Brief outline of the project

Recent studies of ophiolites show the presence of diamonds in both chromitites and peridotites. These “ophiolite-hosted diamonds” represent a new occurrence of ultra high-pressure (UHP) minerals, whose estimated pressure-temperature conditions indicate crystallization at mantle depths of 150-300 km or more. Current models of oceanic lithosphere production presume shallow mantle depths (~60-80 km) of partial melting, and therefore the discovery of ophiolitic diamonds poses a significant conundrum. Relevant questions include: (1) Are diamonds ubiquitous in the mantle, or do they only exist in isolated mantle domains? (2) Where did the carbon for diamonds come from? (3) How did diamonds and other UHP minerals reach the surface? Answers to these questions require global studies, and would contribute significantly to our understanding of mantle dynamics and recycling, and the operation of the Earth as a heat engine. Our project is designed to address these questions. Our research team is a leader in the study of ophiolite-hosted diamonds and has in-house access to the necessary instrumentation to do this research. We will undertake systematic sampling of peridotites and chromitites in different ophiolites with a range in ages and geochemical affinities, to document the extent of diamond occurrence in the mantle.
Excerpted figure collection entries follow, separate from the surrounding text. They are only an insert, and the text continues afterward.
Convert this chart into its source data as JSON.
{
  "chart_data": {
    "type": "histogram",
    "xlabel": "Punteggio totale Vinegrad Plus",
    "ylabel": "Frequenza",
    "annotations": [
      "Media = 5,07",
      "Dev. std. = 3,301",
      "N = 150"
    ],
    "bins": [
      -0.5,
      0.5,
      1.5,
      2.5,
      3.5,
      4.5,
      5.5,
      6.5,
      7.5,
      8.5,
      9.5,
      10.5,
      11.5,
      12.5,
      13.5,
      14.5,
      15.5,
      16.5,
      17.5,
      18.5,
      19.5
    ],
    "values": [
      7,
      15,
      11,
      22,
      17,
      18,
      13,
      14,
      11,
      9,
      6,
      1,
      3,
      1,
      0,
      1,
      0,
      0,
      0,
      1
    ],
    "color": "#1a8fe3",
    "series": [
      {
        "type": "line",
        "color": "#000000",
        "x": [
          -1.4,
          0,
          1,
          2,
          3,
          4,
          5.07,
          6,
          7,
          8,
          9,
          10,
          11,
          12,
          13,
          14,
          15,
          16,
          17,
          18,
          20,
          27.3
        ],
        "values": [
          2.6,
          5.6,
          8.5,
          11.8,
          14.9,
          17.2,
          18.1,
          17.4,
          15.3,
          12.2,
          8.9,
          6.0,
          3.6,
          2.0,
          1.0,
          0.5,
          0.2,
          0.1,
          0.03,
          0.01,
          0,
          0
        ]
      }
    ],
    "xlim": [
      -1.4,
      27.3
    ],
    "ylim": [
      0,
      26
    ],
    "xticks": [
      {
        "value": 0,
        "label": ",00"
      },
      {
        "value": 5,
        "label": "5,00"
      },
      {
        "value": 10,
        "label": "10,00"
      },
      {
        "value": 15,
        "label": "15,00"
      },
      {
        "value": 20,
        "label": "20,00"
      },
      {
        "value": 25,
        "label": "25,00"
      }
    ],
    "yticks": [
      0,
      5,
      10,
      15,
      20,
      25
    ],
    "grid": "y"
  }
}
Trace element–isotope geochemistry and precise geochronology will help us address Questions 2–3. We will organize thematic meetings and training workshops for students and early-career researchers as venues for knowledge transfer, international collaboration, and capacity building. These activities will contribute to training the next generations of geoscientists and will provide them with opportunities to utilize modern instrumentation and to acquire quantitative skills.